期刊
JOURNAL OF NEPHROLOGY
卷 25, 期 4, 页码 533-540出版社
SPRINGER HEIDELBERG
DOI: 10.5301/jn.5000028
关键词
Altitude; Chronic kidney disease; Nicaragua; Pesticides; Risk factors; Rural
资金
- NIH [2 T35 DK065521- 06]
- UPSOM Medical Alumni Association Scholarship
- University of Pittsburgh
- NCRR [5UL1 RR024153-05]
Background: Chronic kidney disease (CKD) is found at epidemic levels in certain populations of the Pacific Coast in northwestern Nicaragua especially in younger men. There are knowledge gaps concerning CKD's prevalence in regions at higher altitudes. Methods: A cross-sectional study of adults between the ages of 20 and 60 years in 1 coffee-growing village in Nicaragua located at 1,000 m above sea level (MASL) altitude was performed. Predictors included participant sex, age, occupation, conventional CKD risk factors and other factors associated with CKD suggested by previous surveys in Central America. Outcomes included serum creatinine (SCr) values >1.2 mg/dL for men and >0.9 mg/dL for women, estimated glomerular filtration rate (GFR) <60 ml/min per 1.73 m(2), dipstick proteinuria stratified as microalbuminuria (30-300 mg/dL) and macroalbuminuria (>300 mg/dL), hypertension and body mass index. Results: Of 324 eligible participants, 293 were interviewed (90.4%), and 267 of those received the physical exam (82.4% overall). Of the sample, 45% were men. Prevalence rate of estimated GFFI <60 ml/min per 1.73 m(2) was 0 men (0%) and 2 for women (1.4%). The prevalence of at least microalbuminuria was significantly higher among men compared with women (27.5% vs. 21.4%, respectively; p=0.02).
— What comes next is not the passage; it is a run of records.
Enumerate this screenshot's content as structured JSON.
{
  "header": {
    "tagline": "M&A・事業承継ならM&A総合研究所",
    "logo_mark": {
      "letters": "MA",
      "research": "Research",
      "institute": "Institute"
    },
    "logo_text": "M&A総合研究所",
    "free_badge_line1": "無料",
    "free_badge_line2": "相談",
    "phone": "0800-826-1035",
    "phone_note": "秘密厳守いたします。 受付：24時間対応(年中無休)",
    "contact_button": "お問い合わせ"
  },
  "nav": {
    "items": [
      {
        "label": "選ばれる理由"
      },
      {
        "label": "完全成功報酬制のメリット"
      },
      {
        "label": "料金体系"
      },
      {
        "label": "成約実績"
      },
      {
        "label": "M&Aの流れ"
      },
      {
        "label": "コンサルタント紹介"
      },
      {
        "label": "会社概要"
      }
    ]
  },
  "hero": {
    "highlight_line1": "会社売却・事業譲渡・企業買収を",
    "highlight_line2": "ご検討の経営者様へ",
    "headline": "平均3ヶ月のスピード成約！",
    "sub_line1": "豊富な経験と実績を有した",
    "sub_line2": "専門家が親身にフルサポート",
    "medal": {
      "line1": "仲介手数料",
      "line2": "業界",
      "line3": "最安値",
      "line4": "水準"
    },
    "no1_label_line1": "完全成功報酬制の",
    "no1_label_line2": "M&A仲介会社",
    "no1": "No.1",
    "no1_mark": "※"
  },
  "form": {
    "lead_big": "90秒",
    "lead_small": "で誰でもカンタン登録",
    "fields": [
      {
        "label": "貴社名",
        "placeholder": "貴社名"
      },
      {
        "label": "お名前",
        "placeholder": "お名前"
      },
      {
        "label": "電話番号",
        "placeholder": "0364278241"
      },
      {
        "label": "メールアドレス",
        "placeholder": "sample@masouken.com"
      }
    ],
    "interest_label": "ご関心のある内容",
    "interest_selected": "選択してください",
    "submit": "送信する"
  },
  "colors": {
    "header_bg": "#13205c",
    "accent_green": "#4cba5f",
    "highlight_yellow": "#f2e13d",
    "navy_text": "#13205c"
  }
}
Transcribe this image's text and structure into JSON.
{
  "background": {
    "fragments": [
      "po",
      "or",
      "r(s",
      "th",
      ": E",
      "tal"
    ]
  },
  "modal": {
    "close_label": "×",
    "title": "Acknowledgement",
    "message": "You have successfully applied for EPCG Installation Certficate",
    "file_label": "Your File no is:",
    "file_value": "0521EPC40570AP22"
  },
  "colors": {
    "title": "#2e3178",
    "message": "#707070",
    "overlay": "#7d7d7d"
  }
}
Conclusions: The CKD prevalence in this village is comparable to a previously studied Nicaraguan coffee-farming region and much lower than previously screened portions of northwestern Nicaragua. There is heterogeneity in CKD prevalence across Nicaragua. At this time, screenings should target individuals living in previously identified, higher risk regions. More work is needed to understand determinants of CKD in this resource-poor nation.